The researchers sought to determine whether targeting smaller groups of patients who would most likely benefit from an intervention for treatment adherence would increase the efficacy of the intervention. They used predictive analytics to determine which patients were more likely to benefit from the intervention. In arm one of the study, patients were not targeted and received usual care. In arm two, 60% of patients were targeted based on their risk for non-persistence. Patients with moderate risk received a moderate-intensity intervention. In arm three, 40% of patients were targeted based on their risk for non-persistence and baseline glycemic control. Patients predicted to have poor adherence to their medication and a higher risk for glycemic control issues in this group received the high-intensity intervention. All non-targeted patients in each arm received usual care. Each study arm was designed to be cost neutral but varied according to the number of follow-up calls by pharmacists and providers, text messages and mailings.

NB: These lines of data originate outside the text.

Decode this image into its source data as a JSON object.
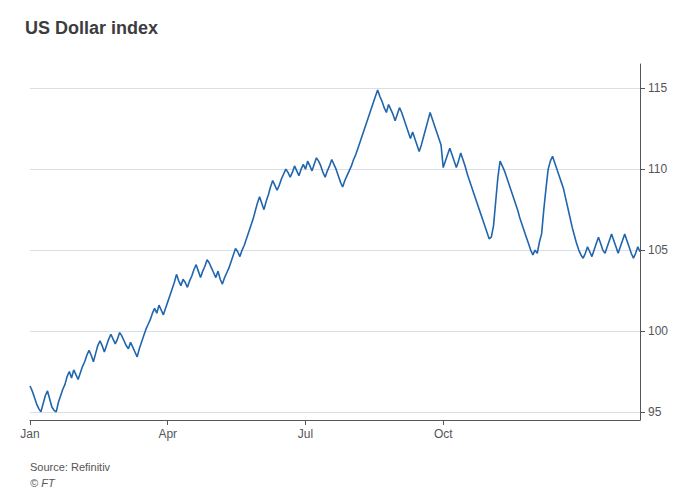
{
  "chart_data": {
    "type": "line",
    "title": "US Dollar index",
    "annotations": [
      "Source: Refinitiv",
      "© FT"
    ],
    "color": "#2166ac",
    "grid": true,
    "ylim": [
      94.5,
      116.5
    ],
    "yticks": [
      95,
      100,
      105,
      110,
      115
    ],
    "categories": [
      "Jan",
      null,
      null,
      null,
      null,
      null,
      null,
      null,
      null,
      null,
      null,
      null,
      null,
      null,
      null,
      null,
      null,
      null,
      null,
      null,
      null,
      null,
      null,
      null,
      null,
      null,
      null,
      null,
      null,
      null,
      null,
      null,
      null,
      null,
      null,
      null,
      null,
      null,
      null,
      null,
      null,
      null,
      null,
      null,
      null,
      null,
      null,
      null,
      null,
      null,
      null,
      null,
      null,
      null,
      null,
      null,
      null,
      null,
      null,
      null,
      null,
      null,
      null,
      "Apr",
      null,
      null,
      null,
      null,
      null,
      null,
      null,
      null,
      null,
      null,
      null,
      null,
      null,
      null,
      null,
      null,
      null,
      null,
      null,
      null,
      null,
      null,
      null,
      null,
      null,
      null,
      null,
      null,
      null,
      null,
      null,
      null,
      null,
      null,
      null,
      null,
      null,
      null,
      null,
      null,
      null,
      null,
      null,
      null,
      null,
      null,
      null,
      null,
      null,
      null,
      null,
      null,
      null,
      null,
      null,
      null,
      null,
      null,
      null,
      null,
      null,
      null,
      "Jul",
      null,
      null,
      null,
      null,
      null,
      null,
      null,
      null,
      null,
      null,
      null,
      null,
      null,
      null,
      null,
      null,
      null,
      null,
      null,
      null,
      null,
      null,
      null,
      null,
      null,
      null,
      null,
      null,
      null,
      null,
      null,
      null,
      null,
      null,
      null,
      null,
      null,
      null,
      null,
      null,
      null,
      null,
      null,
      null,
      null,
      null,
      null,
      null,
      null,
      null,
      null,
      null,
      null,
      null,
      null,
      null,
      null,
      null,
      null,
      null,
      null,
      null,
      "Oct",
      null,
      null,
      null,
      null,
      null,
      null,
      null,
      null,
      null,
      null,
      null,
      null,
      null,
      null,
      null,
      null,
      null,
      null,
      null,
      null,
      null,
      null,
      null,
      null,
      null,
      null,
      null,
      null,
      null,
      null,
      null,
      null,
      null,
      null,
      null,
      null,
      null,
      null,
      null,
      null,
      null,
      null,
      null,
      null,
      null,
      null,
      null,
      null,
      null,
      null,
      null,
      null,
      null,
      null,
      null,
      null,
      null,
      null,
      null,
      null,
      null,
      null,
      null,
      null,
      null,
      null,
      null,
      null,
      null,
      null,
      null,
      null,
      null,
      null,
      null,
      null,
      null,
      null,
      null,
      null,
      null,
      null,
      null,
      null,
      null,
      null,
      null,
      null,
      null,
      null
    ],
    "values": [
      96.6,
      96.3,
      95.9,
      95.5,
      95.2,
      95.0,
      95.5,
      96.0,
      96.3,
      95.8,
      95.3,
      95.1,
      95.0,
      95.6,
      96.0,
      96.4,
      96.7,
      97.2,
      97.5,
      97.1,
      97.6,
      97.3,
      97.0,
      97.4,
      97.8,
      98.1,
      98.5,
      98.8,
      98.5,
      98.1,
      98.6,
      99.1,
      99.4,
      99.1,
      98.7,
      99.1,
      99.5,
      99.8,
      99.5,
      99.2,
      99.5,
      99.9,
      99.7,
      99.4,
      99.1,
      98.9,
      99.3,
      99.0,
      98.7,
      98.4,
      98.9,
      99.3,
      99.7,
      100.1,
      100.4,
      100.7,
      101.1,
      101.4,
      101.1,
      101.6,
      101.3,
      101.0,
      101.4,
      101.8,
      102.2,
      102.6,
      103.0,
      103.5,
      103.1,
      102.8,
      103.2,
      103.0,
      102.7,
      103.1,
      103.4,
      103.8,
      104.1,
      103.7,
      103.3,
      103.7,
      104.0,
      104.4,
      104.2,
      103.9,
      103.6,
      103.3,
      103.7,
      103.2,
      102.9,
      103.3,
      103.6,
      103.9,
      104.3,
      104.7,
      105.1,
      104.9,
      104.6,
      105.0,
      105.3,
      105.7,
      106.1,
      106.5,
      106.9,
      107.4,
      107.9,
      108.3,
      107.9,
      107.5,
      108.0,
      108.4,
      108.9,
      109.3,
      109.0,
      108.7,
      109.0,
      109.4,
      109.7,
      110.0,
      109.8,
      109.5,
      109.8,
      110.2,
      109.9,
      109.6,
      110.0,
      110.3,
      110.0,
      110.5,
      110.2,
      109.9,
      110.3,
      110.7,
      110.5,
      110.2,
      109.8,
      109.5,
      109.9,
      110.2,
      110.6,
      110.3,
      110.0,
      109.6,
      109.2,
      108.9,
      109.3,
      109.6,
      109.9,
      110.2,
      110.6,
      110.9,
      111.3,
      111.7,
      112.1,
      112.5,
      112.9,
      113.3,
      113.7,
      114.1,
      114.5,
      114.9,
      114.5,
      114.2,
      113.8,
      113.5,
      114.0,
      113.7,
      113.4,
      113.0,
      113.4,
      113.8,
      113.5,
      113.1,
      112.7,
      112.3,
      111.9,
      112.3,
      111.9,
      111.5,
      111.1,
      111.5,
      112.0,
      112.5,
      113.0,
      113.5,
      113.1,
      112.7,
      112.3,
      111.9,
      111.5,
      110.1,
      110.5,
      110.9,
      111.3,
      110.9,
      110.5,
      110.1,
      110.5,
      111.0,
      110.6,
      110.2,
      109.7,
      109.3,
      108.9,
      108.5,
      108.1,
      107.7,
      107.3,
      106.9,
      106.5,
      106.1,
      105.7,
      105.8,
      106.5,
      108.0,
      109.5,
      110.5,
      110.2,
      109.9,
      109.5,
      109.1,
      108.7,
      108.3,
      107.9,
      107.5,
      107.0,
      106.6,
      106.2,
      105.8,
      105.4,
      105.0,
      104.7,
      105.0,
      104.8,
      105.5,
      106.0,
      107.5,
      108.8,
      110.0,
      110.5,
      110.8,
      110.4,
      110.0,
      109.6,
      109.2,
      108.8,
      108.2,
      107.6,
      107.0,
      106.4,
      105.9,
      105.4,
      105.0,
      104.7,
      104.5,
      104.8,
      105.2,
      104.9,
      104.6,
      105.0,
      105.4,
      105.8,
      105.4,
      105.0,
      104.8,
      105.2,
      105.6,
      106.0,
      105.6,
      105.2,
      104.8,
      105.2,
      105.6,
      106.0,
      105.6,
      105.2,
      104.8,
      104.5,
      104.8,
      105.2,
      104.9
    ]
  }
}
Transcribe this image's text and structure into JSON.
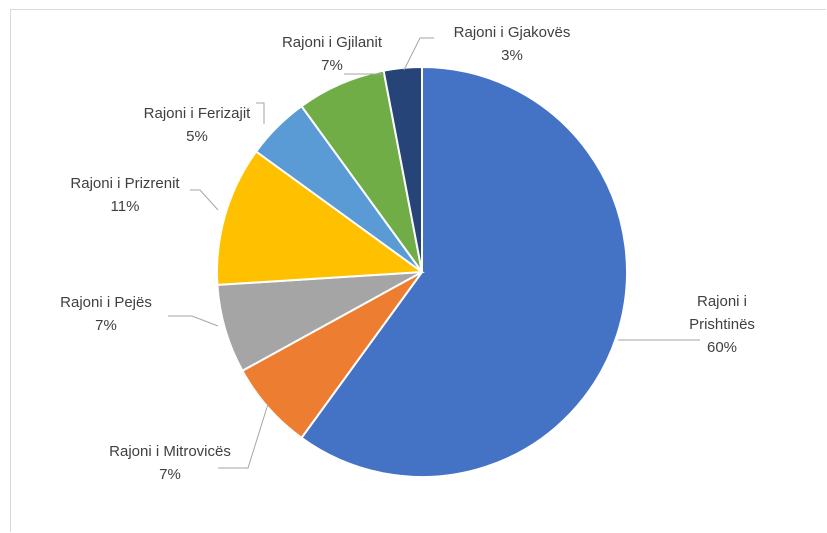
{
  "chart_data": {
    "type": "pie",
    "title": "",
    "legend": "none",
    "slices": [
      {
        "name_lines": [
          "Rajoni i",
          "Prishtinës"
        ],
        "label": "60%",
        "value": 60,
        "color": "#4472C4"
      },
      {
        "name_lines": [
          "Rajoni i Mitrovicës"
        ],
        "label": "7%",
        "value": 7,
        "color": "#ED7D31"
      },
      {
        "name_lines": [
          "Rajoni i Pejës"
        ],
        "label": "7%",
        "value": 7,
        "color": "#A5A5A5"
      },
      {
        "name_lines": [
          "Rajoni i Prizrenit"
        ],
        "label": "11%",
        "value": 11,
        "color": "#FFC000"
      },
      {
        "name_lines": [
          "Rajoni i Ferizajit"
        ],
        "label": "5%",
        "value": 5,
        "color": "#5B9BD5"
      },
      {
        "name_lines": [
          "Rajoni i Gjilanit"
        ],
        "label": "7%",
        "value": 7,
        "color": "#70AD47"
      },
      {
        "name_lines": [
          "Rajoni i Gjakovës"
        ],
        "label": "3%",
        "value": 3,
        "color": "#264478"
      }
    ]
  }
}
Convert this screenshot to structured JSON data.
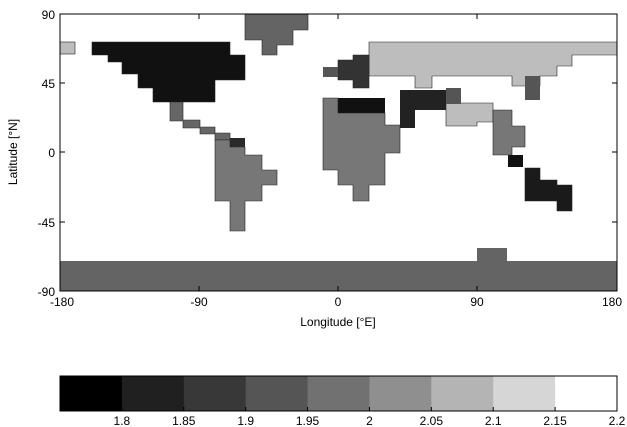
{
  "map": {
    "y_axis_label": "Latitude [°N]",
    "x_axis_label": "Longitude [°E]",
    "y_ticks": [
      "90",
      "45",
      "0",
      "-45",
      "-90"
    ],
    "x_ticks": [
      "-180",
      "-90",
      "0",
      "90",
      "180"
    ],
    "xlim": [
      -180,
      180
    ],
    "ylim": [
      -90,
      90
    ],
    "ocean_color": "#ffffff"
  },
  "colorbar": {
    "labels": [
      "1.8",
      "1.85",
      "1.9",
      "1.95",
      "2",
      "2.05",
      "2.1",
      "2.15",
      "2.2"
    ],
    "colors": [
      "#000000",
      "#202020",
      "#383838",
      "#555555",
      "#717171",
      "#8f8f8f",
      "#b4b4b4",
      "#d6d6d6",
      "#ffffff"
    ]
  }
}
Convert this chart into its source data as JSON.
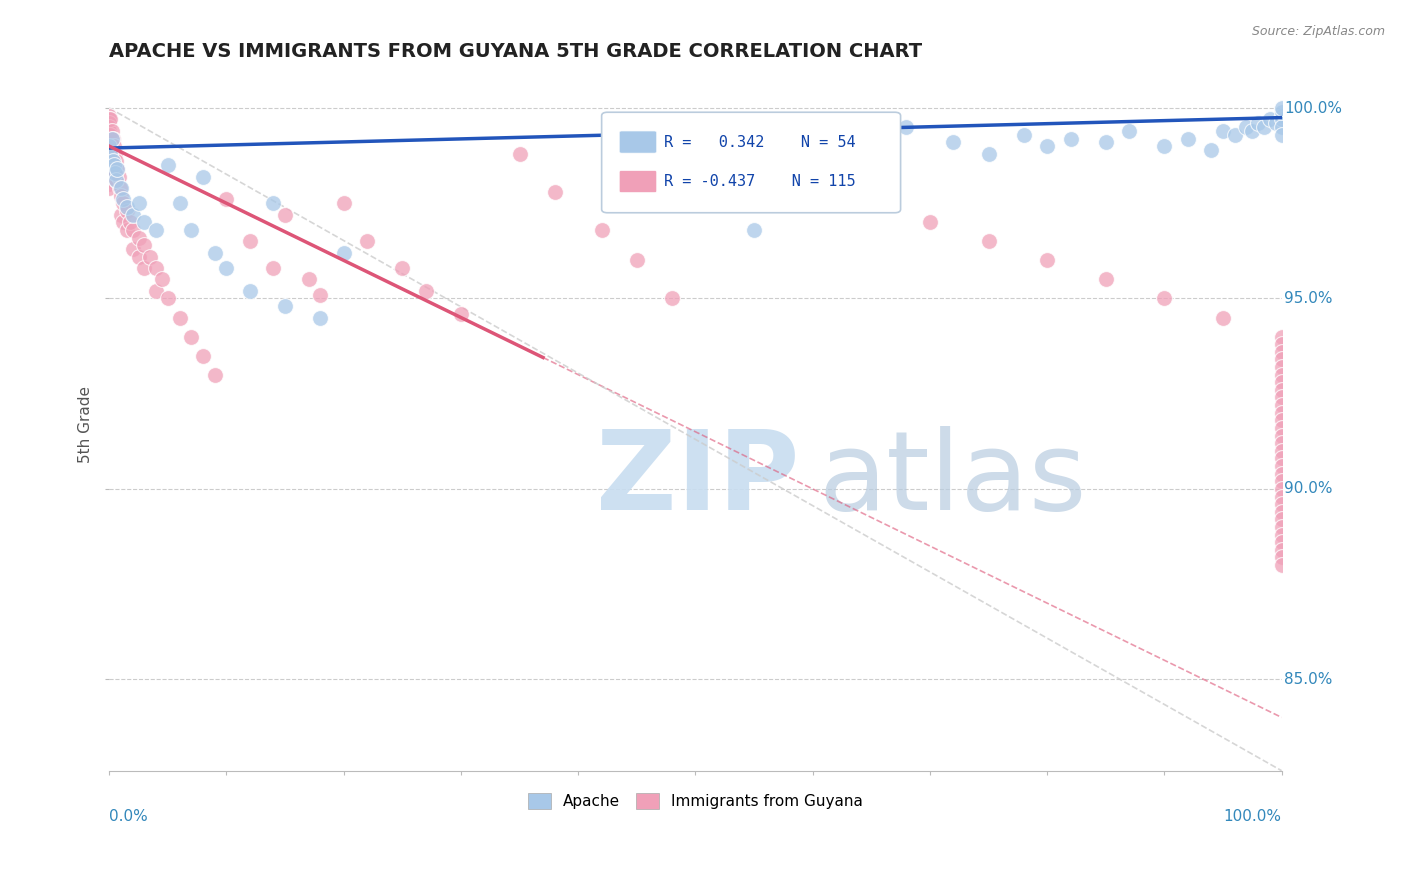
{
  "title": "APACHE VS IMMIGRANTS FROM GUYANA 5TH GRADE CORRELATION CHART",
  "source": "Source: ZipAtlas.com",
  "ylabel": "5th Grade",
  "y_ticks": [
    0.85,
    0.9,
    0.95,
    1.0
  ],
  "y_tick_labels": [
    "85.0%",
    "90.0%",
    "95.0%",
    "100.0%"
  ],
  "x_min": 0.0,
  "x_max": 1.0,
  "y_min": 0.826,
  "y_max": 1.008,
  "apache_color": "#a8c8e8",
  "guyana_color": "#f0a0b8",
  "trend_apache_color": "#2255bb",
  "trend_guyana_color": "#dd5577",
  "watermark_zip_color": "#c8ddf0",
  "watermark_atlas_color": "#b8cce0",
  "grid_color": "#cccccc",
  "axis_color": "#bbbbbb",
  "title_color": "#222222",
  "right_label_color": "#3388bb",
  "legend_box_color": "#ddddee",
  "legend_text_color": "#1144aa",
  "apache_scatter_x": [
    0.0,
    0.001,
    0.002,
    0.003,
    0.004,
    0.005,
    0.006,
    0.007,
    0.01,
    0.012,
    0.015,
    0.02,
    0.025,
    0.03,
    0.04,
    0.05,
    0.06,
    0.07,
    0.08,
    0.09,
    0.1,
    0.12,
    0.14,
    0.15,
    0.18,
    0.2,
    0.55,
    0.6,
    0.65,
    0.68,
    0.72,
    0.75,
    0.78,
    0.8,
    0.82,
    0.85,
    0.87,
    0.9,
    0.92,
    0.94,
    0.95,
    0.96,
    0.97,
    0.975,
    0.98,
    0.985,
    0.99,
    0.995,
    1.0,
    1.0,
    1.0,
    1.0,
    1.0,
    1.0
  ],
  "apache_scatter_y": [
    0.99,
    0.988,
    0.992,
    0.986,
    0.985,
    0.983,
    0.981,
    0.984,
    0.979,
    0.976,
    0.974,
    0.972,
    0.975,
    0.97,
    0.968,
    0.985,
    0.975,
    0.968,
    0.982,
    0.962,
    0.958,
    0.952,
    0.975,
    0.948,
    0.945,
    0.962,
    0.968,
    0.994,
    0.992,
    0.995,
    0.991,
    0.988,
    0.993,
    0.99,
    0.992,
    0.991,
    0.994,
    0.99,
    0.992,
    0.989,
    0.994,
    0.993,
    0.995,
    0.994,
    0.996,
    0.995,
    0.997,
    0.996,
    0.998,
    0.997,
    0.995,
    0.993,
    0.999,
    1.0
  ],
  "guyana_scatter_x": [
    0.0,
    0.0,
    0.0,
    0.0,
    0.0,
    0.0,
    0.0,
    0.0,
    0.0,
    0.0,
    0.0,
    0.0,
    0.0,
    0.0,
    0.0,
    0.0,
    0.0,
    0.0,
    0.0,
    0.0,
    0.001,
    0.001,
    0.001,
    0.002,
    0.002,
    0.002,
    0.003,
    0.003,
    0.004,
    0.004,
    0.005,
    0.005,
    0.006,
    0.006,
    0.007,
    0.008,
    0.009,
    0.01,
    0.01,
    0.012,
    0.012,
    0.015,
    0.015,
    0.018,
    0.02,
    0.02,
    0.025,
    0.025,
    0.03,
    0.03,
    0.035,
    0.04,
    0.04,
    0.045,
    0.05,
    0.06,
    0.07,
    0.08,
    0.09,
    0.1,
    0.12,
    0.14,
    0.15,
    0.17,
    0.18,
    0.2,
    0.22,
    0.25,
    0.27,
    0.3,
    0.35,
    0.38,
    0.42,
    0.45,
    0.48,
    0.5,
    0.55,
    0.6,
    0.65,
    0.7,
    0.75,
    0.8,
    0.85,
    0.9,
    0.95,
    1.0,
    1.0,
    1.0,
    1.0,
    1.0,
    1.0,
    1.0,
    1.0,
    1.0,
    1.0,
    1.0,
    1.0,
    1.0,
    1.0,
    1.0,
    1.0,
    1.0,
    1.0,
    1.0,
    1.0,
    1.0,
    1.0,
    1.0,
    1.0,
    1.0,
    1.0,
    1.0,
    1.0,
    1.0,
    1.0,
    1.0
  ],
  "guyana_scatter_y": [
    0.998,
    0.997,
    0.996,
    0.995,
    0.994,
    0.993,
    0.992,
    0.991,
    0.99,
    0.989,
    0.988,
    0.987,
    0.986,
    0.985,
    0.984,
    0.983,
    0.982,
    0.981,
    0.98,
    0.979,
    0.997,
    0.993,
    0.988,
    0.994,
    0.99,
    0.986,
    0.992,
    0.988,
    0.99,
    0.985,
    0.988,
    0.983,
    0.986,
    0.981,
    0.984,
    0.982,
    0.979,
    0.977,
    0.972,
    0.975,
    0.97,
    0.973,
    0.968,
    0.97,
    0.968,
    0.963,
    0.966,
    0.961,
    0.964,
    0.958,
    0.961,
    0.958,
    0.952,
    0.955,
    0.95,
    0.945,
    0.94,
    0.935,
    0.93,
    0.976,
    0.965,
    0.958,
    0.972,
    0.955,
    0.951,
    0.975,
    0.965,
    0.958,
    0.952,
    0.946,
    0.988,
    0.978,
    0.968,
    0.96,
    0.95,
    0.99,
    0.985,
    0.98,
    0.975,
    0.97,
    0.965,
    0.96,
    0.955,
    0.95,
    0.945,
    0.94,
    0.938,
    0.936,
    0.934,
    0.932,
    0.93,
    0.928,
    0.926,
    0.924,
    0.922,
    0.92,
    0.918,
    0.916,
    0.914,
    0.912,
    0.91,
    0.908,
    0.906,
    0.904,
    0.902,
    0.9,
    0.898,
    0.896,
    0.894,
    0.892,
    0.89,
    0.888,
    0.886,
    0.884,
    0.882,
    0.88
  ]
}
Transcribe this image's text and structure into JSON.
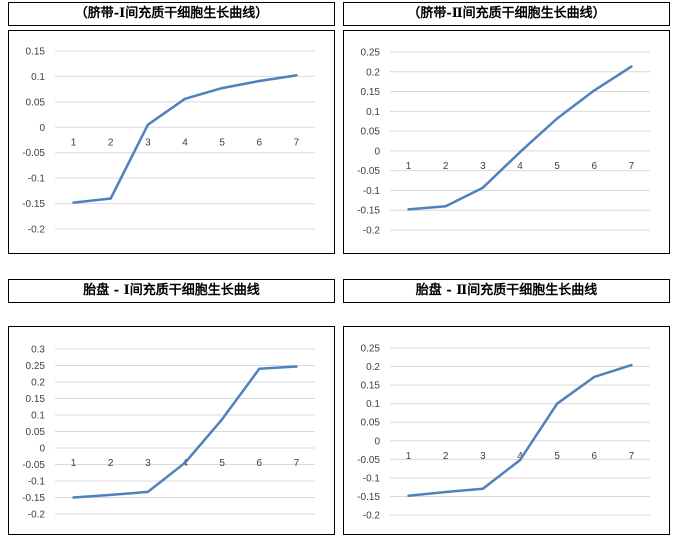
{
  "chart_data": [
    {
      "type": "line",
      "title": "（脐带-Ⅰ间充质干细胞生长曲线）",
      "categories": [
        "1",
        "2",
        "3",
        "4",
        "5",
        "6",
        "7"
      ],
      "values": [
        -0.148,
        -0.14,
        0.005,
        0.056,
        0.077,
        0.091,
        0.102
      ],
      "yticks": [
        "0.15",
        "0.1",
        "0.05",
        "0",
        "-0.05",
        "-0.1",
        "-0.15",
        "-0.2"
      ],
      "ylim": [
        -0.2,
        0.15
      ],
      "grid": true,
      "color": "#4F81BD"
    },
    {
      "type": "line",
      "title": "（脐带-Ⅱ间充质干细胞生长曲线）",
      "categories": [
        "1",
        "2",
        "3",
        "4",
        "5",
        "6",
        "7"
      ],
      "values": [
        -0.148,
        -0.14,
        -0.093,
        -0.003,
        0.082,
        0.153,
        0.213
      ],
      "yticks": [
        "0.25",
        "0.2",
        "0.15",
        "0.1",
        "0.05",
        "0",
        "-0.05",
        "-0.1",
        "-0.15",
        "-0.2"
      ],
      "ylim": [
        -0.2,
        0.25
      ],
      "grid": true,
      "color": "#4F81BD"
    },
    {
      "type": "line",
      "title": "胎盘 - Ⅰ间充质干细胞生长曲线",
      "categories": [
        "1",
        "2",
        "3",
        "4",
        "5",
        "6",
        "7"
      ],
      "values": [
        -0.15,
        -0.142,
        -0.133,
        -0.045,
        0.087,
        0.24,
        0.247
      ],
      "yticks": [
        "0.3",
        "0.25",
        "0.2",
        "0.15",
        "0.1",
        "0.05",
        "0",
        "-0.05",
        "-0.1",
        "-0.15",
        "-0.2"
      ],
      "ylim": [
        -0.2,
        0.3
      ],
      "grid": true,
      "color": "#4F81BD"
    },
    {
      "type": "line",
      "title": "胎盘 - Ⅱ间充质干细胞生长曲线",
      "categories": [
        "1",
        "2",
        "3",
        "4",
        "5",
        "6",
        "7"
      ],
      "values": [
        -0.148,
        -0.138,
        -0.129,
        -0.052,
        0.1,
        0.172,
        0.204
      ],
      "yticks": [
        "0.25",
        "0.2",
        "0.15",
        "0.1",
        "0.05",
        "0",
        "-0.05",
        "-0.1",
        "-0.15",
        "-0.2"
      ],
      "ylim": [
        -0.2,
        0.25
      ],
      "grid": true,
      "color": "#4F81BD"
    }
  ]
}
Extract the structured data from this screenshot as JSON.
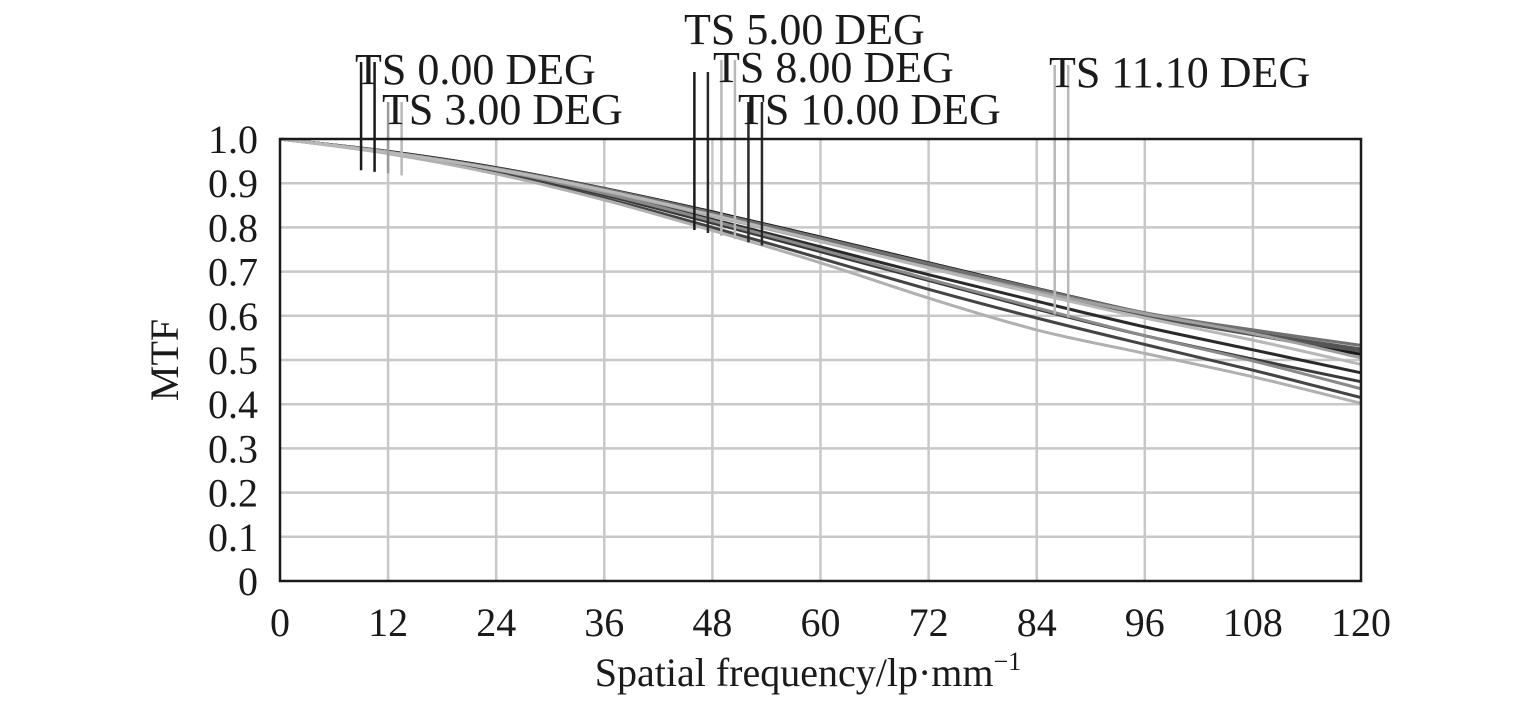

Each arm included about 1,860 patients in the final analysis. Across each arm, patients were, on average, aged 55 years and had a mean HbA1c of 8.5% at baseline. Investigators assessed data up to 12 months after randomization.
For the primary outcome of insulin non-persistence, researchers found no significant difference between the groups. For each insulin prescription fill, 5.4% of patients in arm one were considered non-persistent compared with 4.7% of patients in arm two and 4.9% of patients in arm three.
Regarding glycemic control, patients in arm one had a mean reduction in HbA1c of 0.06% vs. 0.21% for patients in arm two and 0.31% for patients in arm three.
“In arm three, this was a significant difference in terms of the mean HbA1c change in the absolute difference between the two arms,” Lauffenburger said.
The absolute difference in mean HbA1c for arm two vs. arm one was 0.15%, and 0.25% for arm three vs. arm one.
Researchers found no significant differences between the groups for resource utilization, total health care spending and office visits.
“But what was unexpected was that there was an increase in all-cause ER visits and hospitalizations in the arm that was targeted purely on non-persistence compared with arm one,” Lauffenburger said. “We investigated this a little further. This was completely unexpected, and it appeared to be associated with having a fairly low HbA1c at baseline. So, the patients who had a HbA1c of less than 7% and were targeted for the adherence intervention were the ones who seemed to be attributable to this increase in hospitalizations.”
“We didn’t see a change on insulin persistence, but we did see a change in glycemic control, in arm three specifically,” she said.
Lauffenburger noted that other interventions attempting a similar goal may try to optimize predictive analytics to target further, particularly thinking more about incorporating disease control, and use different measurements. – by Gina Brockenbrough, MA
Reference:
Lauffenburger JC, et al. Abstract 164. Presented at: American Heart Association Scientific Sessions; Nov. 10-12, 2018; Chicago.
Disclosure: Lauffenburger reports receiving a research grant from Sanofi and AstraZeneca. The research was funded by Sanofi through an unrestricted grant.